Shift focus in investments by tilting portfolios towards value-based equities.

Anticipated profits uptick indicates a brighter future, prompting investors to be more optimistic and weight their portfolios heavier in value stocks.

Shift your investment focus towards value-centric assets.
Shift your investment focus towards value-centric assets.

Shift focus in investments by tilting portfolios towards value-based equities.

In a recent meeting, Paul Quinsee of J.P. Morgan Asset Management proposed a balanced investment strategy, combining value stocks and selective exposure to emerging technology segments like cloud computing, online retail, and streaming services.

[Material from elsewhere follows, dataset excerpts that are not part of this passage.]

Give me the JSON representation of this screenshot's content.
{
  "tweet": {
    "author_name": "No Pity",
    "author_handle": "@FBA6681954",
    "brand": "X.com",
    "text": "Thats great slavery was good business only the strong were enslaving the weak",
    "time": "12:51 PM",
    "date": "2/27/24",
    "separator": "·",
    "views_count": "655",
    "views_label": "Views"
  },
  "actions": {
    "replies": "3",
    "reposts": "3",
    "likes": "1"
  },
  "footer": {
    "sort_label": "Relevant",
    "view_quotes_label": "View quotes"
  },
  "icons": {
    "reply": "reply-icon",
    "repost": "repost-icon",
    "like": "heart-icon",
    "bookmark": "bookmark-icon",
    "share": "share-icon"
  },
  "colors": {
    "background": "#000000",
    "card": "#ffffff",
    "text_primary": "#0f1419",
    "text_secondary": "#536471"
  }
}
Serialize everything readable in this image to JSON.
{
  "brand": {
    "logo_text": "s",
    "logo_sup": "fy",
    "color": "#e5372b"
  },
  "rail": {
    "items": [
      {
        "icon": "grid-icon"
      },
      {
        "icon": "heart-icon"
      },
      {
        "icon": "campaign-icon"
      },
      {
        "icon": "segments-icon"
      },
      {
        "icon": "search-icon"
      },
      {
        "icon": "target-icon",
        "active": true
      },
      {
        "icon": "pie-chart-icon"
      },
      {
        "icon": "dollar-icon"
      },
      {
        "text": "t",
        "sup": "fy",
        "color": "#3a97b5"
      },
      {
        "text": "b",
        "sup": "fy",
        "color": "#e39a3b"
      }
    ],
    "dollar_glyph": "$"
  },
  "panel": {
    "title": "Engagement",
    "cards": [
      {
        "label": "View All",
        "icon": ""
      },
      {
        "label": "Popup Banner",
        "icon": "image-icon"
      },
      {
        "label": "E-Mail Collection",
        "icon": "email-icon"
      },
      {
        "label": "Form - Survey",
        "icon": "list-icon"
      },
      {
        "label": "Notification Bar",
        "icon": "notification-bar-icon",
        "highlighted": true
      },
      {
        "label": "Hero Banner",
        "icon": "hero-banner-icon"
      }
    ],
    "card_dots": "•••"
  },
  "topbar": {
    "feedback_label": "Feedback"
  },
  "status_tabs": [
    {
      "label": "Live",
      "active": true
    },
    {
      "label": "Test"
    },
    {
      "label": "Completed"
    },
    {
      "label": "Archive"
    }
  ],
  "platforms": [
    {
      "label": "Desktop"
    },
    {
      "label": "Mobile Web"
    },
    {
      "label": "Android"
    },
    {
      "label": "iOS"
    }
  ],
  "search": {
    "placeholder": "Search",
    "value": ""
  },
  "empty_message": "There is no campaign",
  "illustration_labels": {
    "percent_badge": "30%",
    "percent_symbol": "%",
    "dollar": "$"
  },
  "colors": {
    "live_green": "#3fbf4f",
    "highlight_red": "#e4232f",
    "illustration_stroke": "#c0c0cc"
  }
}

This approach aims to navigate the challenging valuations in the fastest-growing U.S. companies.

Quinsee emphasised the attractiveness of value stocks, which boast more reasonable valuations compared to high-growth stocks, particularly in tech-focused sectors. However, investors should be mindful of the valuation premium often associated with emerging technology sectors.

J.P. Morgan's portfolio construction strategy involves sorting stocks based on trend growth within sectors and weighting them by their S&P 500 market value, ensuring a balance between growth and value exposure.

The corporate profit recovery is above average, with earnings increasing by around 12% in the first quarter and an even stronger recovery expected for the second quarter. Undervalued value stocks currently have a P/E ratio of 11.

Investors are encouraged to include not only technology-driven growth companies but also value companies that are benefiting from the recovery. While inflation is a macroeconomic factor, it does not necessarily mean profit losses for companies. Historically, periods of high inflation have been supportive of value stocks.

Quinsee also highlighted that some expectations about the future earnings potential of growth companies may be disappointed. As a result, it's crucial to approach segments like growth stocks with caution, as they seem expensive.

The strong momentum in the corporate sector, combined with continued support programs and accommodative monetary policy, keeps the outlook positive for the second half of 2021 and 2022. Companies particularly affected by the pandemic, such as banks, cyclicals, industrials, and travel companies, continue to recover and present good opportunities.

It's worth noting that there are around 200 large-cap companies that are not profitable for their shareholders. This underscores the importance of a balanced investment strategy, as equities remain an important asset class, but now is not the time to significantly increase allocation. Instead, selective adjustments are advised.

Quinsee meets quarterly with all portfolio managers of J.P. Morgan Asset Management for a strategy summit, where ideas and insights for different regions and strategies are discussed. This collaborative approach ensures that the firm's investment strategies remain well-informed and adaptable to the ever-changing market landscape.

Personal finance advisors like Quinsee recommend diversifying investment portfolios, incorporating both growth technology stocks and undervalued value companies. However, investors should be cautious when investing in growth sectors, such as cloud computing and streaming services, due to the potential valuation premium.